Zaqar/guarantees

Marconi Semantic Guarantees

Marconi guarantees FIFO for a given queue, but only when there is a single message producer. Marconi also guarantees once-and-only-once delivery of messages with some caveats, as follows:

Pub-Sub

Publisher posts message to Server
Server calculates a marker for the message
Server writes message (with marker) to DB
Server returns message ref to Publisher
Subscriber lists messages (no marker query param)
Server returns the first N messages in the queue, along with a "next" URL. The URL contains a ?marker=X query param, where X is the worker belonging to the last message returned.
[more messages are posted]
Subscriber lists messages using "next" URL (containing a marker)
Server returns messages with markers > the marker passed in with the URL

A few things to point out here. First of all, as long as the publisher's polling interval is shorter than a given message's TTL, and your storage backend is configured for high durability, the subscriber can not miss a message, and will never receive the same message twice, assuming it persists the "next" URL (and marker), using it for all future requests.

The trick is in how the marker is generated and persisted with the message. For the guarantee to hold, the marker must be unique within a queue, and have atomic ordering (i.e., can't be timestamp+rand, and in the case of 2+ parallel requests to post a message, a message must not be inserted in a different order than the marker for that message was generated; race conditions between the steps of calculating the next marker and inserting a message using that marker must be detected and mitigated). To see (one way) this can be implemented, see the MongoDB storage driver.

The trade-off that is made to provide such a guarantee is increased latency in the case of many producers posting messages to a single queue, since the marker generation becomes the bottleneck.

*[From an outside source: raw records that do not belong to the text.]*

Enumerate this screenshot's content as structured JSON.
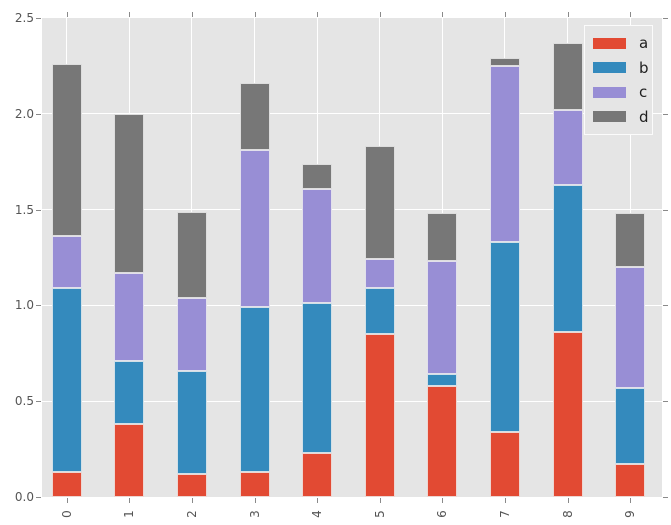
{
  "chart_data": {
    "type": "bar",
    "stacked": true,
    "title": "",
    "xlabel": "",
    "ylabel": "",
    "categories": [
      "0",
      "1",
      "2",
      "3",
      "4",
      "5",
      "6",
      "7",
      "8",
      "9"
    ],
    "series": [
      {
        "name": "a",
        "color": "#E24A33",
        "values": [
          0.13,
          0.38,
          0.12,
          0.13,
          0.23,
          0.85,
          0.58,
          0.34,
          0.86,
          0.17
        ]
      },
      {
        "name": "b",
        "color": "#348ABD",
        "values": [
          0.96,
          0.33,
          0.54,
          0.86,
          0.78,
          0.24,
          0.06,
          0.99,
          0.77,
          0.4
        ]
      },
      {
        "name": "c",
        "color": "#988ED5",
        "values": [
          0.27,
          0.46,
          0.38,
          0.82,
          0.6,
          0.15,
          0.59,
          0.92,
          0.39,
          0.63
        ]
      },
      {
        "name": "d",
        "color": "#777777",
        "values": [
          0.9,
          0.83,
          0.45,
          0.35,
          0.13,
          0.59,
          0.25,
          0.04,
          0.35,
          0.28
        ]
      }
    ],
    "ylim": [
      0,
      2.5
    ],
    "ytick_labels": [
      "0.0",
      "0.5",
      "1.0",
      "1.5",
      "2.0",
      "2.5"
    ],
    "grid": true,
    "legend": {
      "position": "upper right",
      "entries": [
        "a",
        "b",
        "c",
        "d"
      ]
    },
    "style": {
      "plot_background": "#E5E5E5",
      "figure_background": "#FFFFFF",
      "gridline_color": "#FFFFFF",
      "tick_label_color": "#555555",
      "legend_label_color": "#1F1F1F"
    }
  }
}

The alternative would be to use a timestamp-based message marker, and have the client detect and throw away duplicate messages, but it was decided to try avoiding that and seeing if we could minimize the inherent performance penalty.

Producer-Consumer

This case is a simpler one to deal with.

Producer posts message to Server
Server calculates an ID (and marker, but not needed for claiming)
Server writes message to DB
Server returns message ref to Producer
Consumer claims some messages
Server grabs X messages that aren't yet claimed, and associates them
h a new claim ID.
Server returns a list of claimed messages
Consumer processes each message, deleting them in turn

So, as long as there are enough consumers to keep up with the producer(s), such that messages don't start expiring, no message will get lost, and consumers will only ever see a given message once, unless they crash and the claim expires (or is manually deleted), in which case, that same worker when restarted (or another worker) will see the message again when it is reclaimed, which is what you want anyway.